Мусульмане и христиане, проживающие в Палестине, не конфликтуют между собой, а считаются союзниками. Однако пережитки прошлого все еще преобладают над здравым смыслом. Вроде бы между мусульманами, которые чтят Коран, не должно быть столько противоречий, но понятие веры здесь нередко довольно размыто, а традиции пустили крепкие корни в жизненном укладе палестинцев.

Палестинская женщина - образ собирательный. Жительницы деревень сильно отличаются от городских. Городские палестинки более образованы, с широкими интересами и взглядами на жизнь. В городе женщины одеваются по собственному вкусу, здесь влияние традиций слабое. Сельских жительниц можно часто встретить в черных абаях с вышивкой, иногда встречаются женщины в никабах. Они почти все - домохозяйки, их основным развлечением являются турецкие сериалы и посиделки в женском кругу. У женщины в семье есть немалый авторитет, к ее мнению прислушиваются.

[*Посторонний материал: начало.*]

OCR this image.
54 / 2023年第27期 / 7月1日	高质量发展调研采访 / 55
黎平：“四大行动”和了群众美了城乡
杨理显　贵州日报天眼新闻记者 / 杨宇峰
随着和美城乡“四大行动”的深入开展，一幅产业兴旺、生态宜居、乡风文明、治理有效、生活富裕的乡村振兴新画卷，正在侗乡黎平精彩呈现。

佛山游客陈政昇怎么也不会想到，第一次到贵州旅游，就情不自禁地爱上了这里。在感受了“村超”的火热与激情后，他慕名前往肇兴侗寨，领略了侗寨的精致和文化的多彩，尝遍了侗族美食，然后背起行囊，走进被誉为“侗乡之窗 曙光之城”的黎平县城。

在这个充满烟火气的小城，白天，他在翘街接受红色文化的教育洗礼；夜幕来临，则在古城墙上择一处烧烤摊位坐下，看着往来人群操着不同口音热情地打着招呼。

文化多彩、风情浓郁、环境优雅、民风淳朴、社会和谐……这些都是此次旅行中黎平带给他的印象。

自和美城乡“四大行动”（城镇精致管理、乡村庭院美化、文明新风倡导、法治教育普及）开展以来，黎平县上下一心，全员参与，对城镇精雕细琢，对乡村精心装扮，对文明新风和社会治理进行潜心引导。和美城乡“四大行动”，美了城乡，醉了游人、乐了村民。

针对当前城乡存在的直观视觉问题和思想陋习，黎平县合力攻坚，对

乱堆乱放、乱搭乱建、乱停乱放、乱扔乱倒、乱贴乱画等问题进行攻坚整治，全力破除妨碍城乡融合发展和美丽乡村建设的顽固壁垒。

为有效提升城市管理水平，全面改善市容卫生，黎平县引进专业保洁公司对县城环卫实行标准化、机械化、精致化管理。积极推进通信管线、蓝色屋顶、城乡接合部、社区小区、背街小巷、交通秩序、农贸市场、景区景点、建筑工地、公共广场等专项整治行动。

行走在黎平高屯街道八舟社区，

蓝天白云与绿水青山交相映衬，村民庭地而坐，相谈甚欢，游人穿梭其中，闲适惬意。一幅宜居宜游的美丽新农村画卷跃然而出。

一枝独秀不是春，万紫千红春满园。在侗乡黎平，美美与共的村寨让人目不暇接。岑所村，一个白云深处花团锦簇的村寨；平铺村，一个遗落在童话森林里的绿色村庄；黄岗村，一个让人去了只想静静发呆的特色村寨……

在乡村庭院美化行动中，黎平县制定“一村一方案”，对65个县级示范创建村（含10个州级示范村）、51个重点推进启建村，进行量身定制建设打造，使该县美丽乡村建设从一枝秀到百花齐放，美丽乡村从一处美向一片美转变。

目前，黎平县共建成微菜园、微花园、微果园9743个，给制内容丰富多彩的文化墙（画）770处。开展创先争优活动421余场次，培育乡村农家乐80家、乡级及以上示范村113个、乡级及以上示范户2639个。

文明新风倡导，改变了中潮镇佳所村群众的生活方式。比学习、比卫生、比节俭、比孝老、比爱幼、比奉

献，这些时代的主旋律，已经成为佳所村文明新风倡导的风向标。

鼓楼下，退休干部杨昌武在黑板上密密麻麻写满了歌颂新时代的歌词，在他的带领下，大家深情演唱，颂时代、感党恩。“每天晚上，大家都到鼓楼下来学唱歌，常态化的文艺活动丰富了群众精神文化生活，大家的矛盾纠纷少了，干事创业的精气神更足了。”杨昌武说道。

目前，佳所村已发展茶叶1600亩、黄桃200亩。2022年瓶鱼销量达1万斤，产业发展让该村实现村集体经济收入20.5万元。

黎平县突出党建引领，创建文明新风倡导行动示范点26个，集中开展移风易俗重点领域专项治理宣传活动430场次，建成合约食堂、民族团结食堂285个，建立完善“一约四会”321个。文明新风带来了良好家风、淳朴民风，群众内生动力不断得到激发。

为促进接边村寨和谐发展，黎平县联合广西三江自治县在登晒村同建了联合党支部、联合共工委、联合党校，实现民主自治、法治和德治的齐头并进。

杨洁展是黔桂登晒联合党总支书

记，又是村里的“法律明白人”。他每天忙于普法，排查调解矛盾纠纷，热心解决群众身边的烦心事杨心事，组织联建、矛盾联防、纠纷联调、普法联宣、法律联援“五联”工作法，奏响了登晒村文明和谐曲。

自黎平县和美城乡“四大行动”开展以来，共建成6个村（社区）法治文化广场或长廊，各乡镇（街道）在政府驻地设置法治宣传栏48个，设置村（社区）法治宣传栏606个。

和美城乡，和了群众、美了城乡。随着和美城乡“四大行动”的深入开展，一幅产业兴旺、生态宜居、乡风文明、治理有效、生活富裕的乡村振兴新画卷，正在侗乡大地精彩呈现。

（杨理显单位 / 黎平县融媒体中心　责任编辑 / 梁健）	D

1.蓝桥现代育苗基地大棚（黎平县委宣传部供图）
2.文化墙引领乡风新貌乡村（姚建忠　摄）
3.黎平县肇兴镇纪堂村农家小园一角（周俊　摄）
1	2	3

У православных арабов, проживающих здесь, принято обручаться примерно за полгода до свадьбы. Православные арабы - народ шумный, но спокойный, вера у них сердечно-непосредственная. Традиций строго придерживаются, являясь людьми очень совестливыми. За церковным календарем даже не следят, им попросту живут, соблюдая посты очень строго. Если зайти к ним в дом во время поста, а на столе будет стоять скоромная пища, то они очень смутятся и начнут извиняться.

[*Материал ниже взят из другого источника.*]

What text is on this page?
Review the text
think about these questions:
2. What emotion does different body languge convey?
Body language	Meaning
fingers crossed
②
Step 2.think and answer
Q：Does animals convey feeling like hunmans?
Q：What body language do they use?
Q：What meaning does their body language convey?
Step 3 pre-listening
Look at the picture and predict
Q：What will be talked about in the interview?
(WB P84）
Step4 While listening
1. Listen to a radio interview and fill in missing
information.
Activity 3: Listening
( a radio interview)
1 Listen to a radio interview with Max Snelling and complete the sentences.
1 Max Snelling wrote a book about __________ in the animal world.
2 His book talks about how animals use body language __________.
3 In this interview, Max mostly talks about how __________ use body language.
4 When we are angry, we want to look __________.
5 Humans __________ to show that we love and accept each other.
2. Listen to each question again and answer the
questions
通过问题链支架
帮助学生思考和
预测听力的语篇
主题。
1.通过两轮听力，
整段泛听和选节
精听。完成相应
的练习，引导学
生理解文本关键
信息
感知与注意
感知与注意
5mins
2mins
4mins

Здесь неукоснительно соблюдаются законы гостеприимства. Стоит постучаться в любой христианский дом, и вас накормят и напоят, а затем уже будут расспрашивать, зачем пришел. Разводы законом не предусмотрены. Если произошла серьезная ссора, женщина может спокойно оставить детей мужу и вернуться жить к маме. Муж потом будет за ней приходить и уговаривать вернуться.

Развод рассматривают и приравнивают к тяжкой душевной болезни, редкая семья, где есть разведенные родственники, обречена на естественное вымирание. Свою дочь замуж в такую семью никто не отдаст, из такой семьи не попросят невесту (такая же ситуация возникает, если в семье есть болезни, передающиеся по наследству). Сейчас в здешних христианских семьях принято иметь три-четыре ребенка, что по местным меркам немного.

В мусульманских семьях, практикующих многоженство, детей в среднем двенадцать, однако в христианских семьях отношение к детям совершенно другое. Здесь принято больше заботиться об их здоровье, воспитании, образовании, за ними лучше следят. У мусульман же дети растут на улице, как трава в поле.

Несмотря на это, в настоящее время межконфессиональные отношения носят скорее дружественный характер: очень распространены межконфессиональные браки. По традиции супругов молодым людям подбирают родители, ожидая только их согласия. Дети получают воспитание в конфессии отца.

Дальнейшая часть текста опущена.